Huawen Food, the local Kenyan subsidiary of the Jinzai Food Group, has put down roots in Kwale County, a coastal region that borders Tanzania. The company has set up a processing plant where locally caught anchovies are dried and packaged. Drawing supply from hundreds of local fishermen, Huawen Food is licensed by Chinese customs to export both dried and frozen anchovies to China. The company currently employs 150 individuals and manages a production capacity of 20 tonnes per day. However, expansion plans are in the pipeline to boost the workforce to over 500 personnel and more than double daily production to 50 tonnes.
Liu Zhiyong, managing director of Huawen Food, told local media that anchovies are primarily used in the snack market in China and noted that the company’s Kenyan operation is a high-margin venture. Despite this, he highlighted supply challenges related to inefficient fishing methods and poor storage equipment among local fishermen, factors that have negatively impacted the company's production.
The export of Kenyan-sourced anchovies to China was made possible through a bilateral agreement between the two countries, signed in January 2022. This agreement, aimed at facilitating trade in avocados and aquatic products, sets out specific phytosanitary, quarantine, and veterinary sanitary requirements that producers must meet before export.
Kenya's fishing industry is mostly small-scale, artisanal fishermen with only a few commercial operators that mostly target shrimp and lobsters. Total fish production has crossed 170,000 tonnes. Inland fisheries contributed about 70% of Kenya’s total fish production, with the principal catches coming from Lake Victoria. Fish supply from marine and aquaculture accounted for 17% and 13% respectively. However, Kenya's Exclusive Economic Zone (EEZ) – an oceanic area stretching 200 nautical miles from the coast, where a nation has special rights to explore and use marine resources – is significantly underexploited. Estimates suggest this zone could potentially yield an additional 150,000 to 300,000 tonnes of fish annually.

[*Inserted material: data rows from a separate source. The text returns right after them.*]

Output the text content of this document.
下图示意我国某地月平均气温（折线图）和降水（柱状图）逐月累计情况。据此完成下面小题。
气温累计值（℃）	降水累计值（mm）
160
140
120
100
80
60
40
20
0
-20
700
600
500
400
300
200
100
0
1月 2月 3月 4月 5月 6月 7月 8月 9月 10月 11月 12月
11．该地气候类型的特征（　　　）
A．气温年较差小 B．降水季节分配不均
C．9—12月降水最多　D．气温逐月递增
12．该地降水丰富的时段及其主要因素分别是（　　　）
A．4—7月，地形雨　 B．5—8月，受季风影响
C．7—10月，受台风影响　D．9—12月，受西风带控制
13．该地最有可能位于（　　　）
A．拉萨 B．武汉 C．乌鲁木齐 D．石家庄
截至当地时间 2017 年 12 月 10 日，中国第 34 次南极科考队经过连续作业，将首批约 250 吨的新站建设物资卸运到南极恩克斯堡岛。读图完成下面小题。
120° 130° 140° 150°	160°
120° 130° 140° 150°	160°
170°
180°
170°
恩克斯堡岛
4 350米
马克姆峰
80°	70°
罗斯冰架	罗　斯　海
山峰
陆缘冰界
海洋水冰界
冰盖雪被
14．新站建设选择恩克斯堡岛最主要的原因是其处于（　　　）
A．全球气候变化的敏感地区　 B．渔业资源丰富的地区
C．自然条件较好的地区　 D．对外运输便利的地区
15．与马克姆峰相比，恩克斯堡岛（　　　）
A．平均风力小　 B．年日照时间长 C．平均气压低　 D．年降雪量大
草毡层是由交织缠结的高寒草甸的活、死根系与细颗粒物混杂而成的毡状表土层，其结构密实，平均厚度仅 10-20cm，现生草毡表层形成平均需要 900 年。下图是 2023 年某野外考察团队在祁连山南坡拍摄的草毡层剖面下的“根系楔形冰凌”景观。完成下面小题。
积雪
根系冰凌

According to reports released by the Kenya National Bureau of Statistics (KNBS) and the Central Bank of Kenya (CBK) the republic exported fish worth US$40.5m in 2022. The increase was mainly due to a reported surge in fish landings on the back of more government investments in infrastructure at several inland and marine fishery sites, as well as an uptick in aquaculture production. In 2021, Kenya exported 19,868 tonnes of fish and fishery products, merely US$25m. Top exports were Nile perch; fish heads, tails and maws; octopus, lobster, and swordfish. But it also imported 21,386 tonnes of fish in 2021, valued at KES2.9bn (US$20m). The imports were majorly composed of tilapia (50% of total), mackerel (23%), and Nile perch (6%). Improved access to the Chinese market is set to bolster the fisheries sub-sector, which presently contributes around 0.5% to Kenya's gross domestic product.

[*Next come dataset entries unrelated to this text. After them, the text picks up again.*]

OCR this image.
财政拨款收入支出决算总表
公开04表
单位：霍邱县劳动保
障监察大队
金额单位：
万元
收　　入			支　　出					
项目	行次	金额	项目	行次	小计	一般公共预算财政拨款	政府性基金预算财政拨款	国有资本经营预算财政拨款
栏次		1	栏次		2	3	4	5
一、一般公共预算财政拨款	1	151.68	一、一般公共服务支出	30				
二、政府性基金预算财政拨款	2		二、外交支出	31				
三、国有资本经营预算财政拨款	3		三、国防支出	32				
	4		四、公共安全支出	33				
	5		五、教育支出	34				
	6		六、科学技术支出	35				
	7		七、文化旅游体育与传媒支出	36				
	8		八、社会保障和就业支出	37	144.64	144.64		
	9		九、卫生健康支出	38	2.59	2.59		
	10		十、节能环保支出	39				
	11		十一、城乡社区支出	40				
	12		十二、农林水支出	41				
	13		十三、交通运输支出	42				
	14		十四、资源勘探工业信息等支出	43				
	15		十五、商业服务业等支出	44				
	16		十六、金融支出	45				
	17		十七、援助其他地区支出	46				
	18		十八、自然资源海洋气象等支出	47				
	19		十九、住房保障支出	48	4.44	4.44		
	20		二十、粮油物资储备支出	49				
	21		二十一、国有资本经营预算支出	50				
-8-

From Ethiopian coffee and Kenyan flowers to essential oils from Madagascar, African agricultural products are gaining increased traction among Chinese consumers. China has become the second-largest buyer of African agricultural exports. Over the first five months of 2023, imports of African agricultural and food products to China rose by 26.5% year-on-year, reaching a total value of about US$2.3bn.

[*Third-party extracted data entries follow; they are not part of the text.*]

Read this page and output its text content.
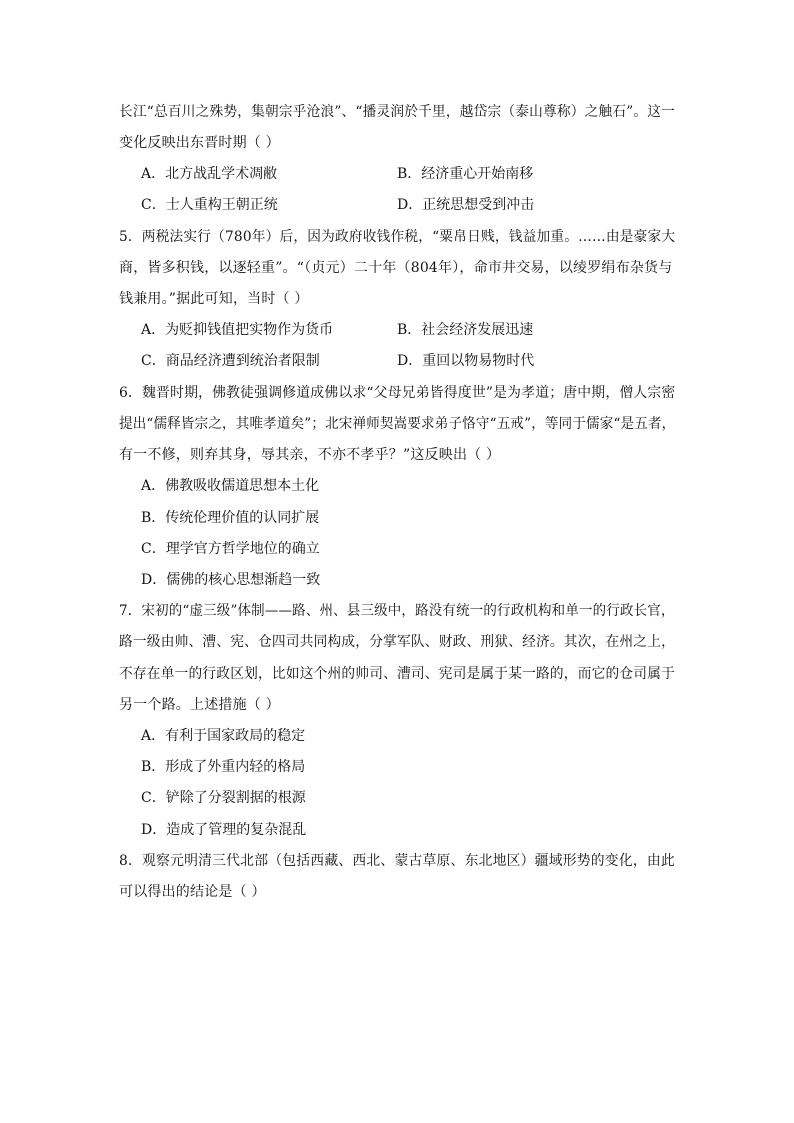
长江“总百川之殊势，集朝宗乎沧浪”、“播灵润於千里，越岱宗（泰山尊称）之触石”。这一
变化反映出东晋时期（ ）
A．北方战乱学术凋敝	B．经济重心开始南移
C．士人重构王朝正统	D．正统思想受到冲击
5．两税法实行（780年）后，因为政府收钱作税，“粟帛日贱，钱益加重。……由是豪家大
商，皆多积钱，以逐轻重”。“（贞元）二十年（804年），命市井交易，以绫罗绢布杂货与
钱兼用。”据此可知，当时（ ）
A．为贬抑钱值把实物作为货币	B．社会经济发展迅速
C．商品经济遭到统治者限制	D．重回以物易物时代
6．魏晋时期，佛教徒强调修道成佛以求“父母兄弟皆得度世”是为孝道；唐中期，僧人宗密
提出“儒释皆宗之，其唯孝道矣”；北宋禅师契嵩要求弟子恪守“五戒”，等同于儒家“是五者，
有一不修，则弃其身，辱其亲，不亦不孝乎？”这反映出（ ）
A．佛教吸收儒道思想本土化
B．传统伦理价值的认同扩展
C．理学官方哲学地位的确立
D．儒佛的核心思想渐趋一致
7．宋初的“虚三级”体制——路、州、县三级中，路没有统一的行政机构和单一的行政长官，
路一级由帅、漕、宪、仓四司共同构成，分掌军队、财政、刑狱、经济。其次，在州之上，
不存在单一的行政区划，比如这个州的帅司、漕司、宪司是属于某一路的，而它的仓司属于
另一个路。上述措施（ ）
A．有利于国家政局的稳定
B．形成了外重内轻的格局
C．铲除了分裂割据的根源
D．造成了管理的复杂混乱
8．观察元明清三代北部（包括西藏、西北、蒙古草原、东北地区）疆域形势的变化，由此
可以得出的结论是（ ）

At the 2021 Forum on China-Africa Cooperation (FOCAC), Chinese President Xi Jinping expressed China's commitment to establish "green lanes" for African agricultural exports, accelerate inspection and quarantine procedures, and expand the range of products receiving zero-tariff treatment. Last year, China’s Ministry of Foreign Affairs said that since the 2018 FOCAC summit in Beijing, China has given market access to 25 kinds of food and agricultural products from 14 African countries.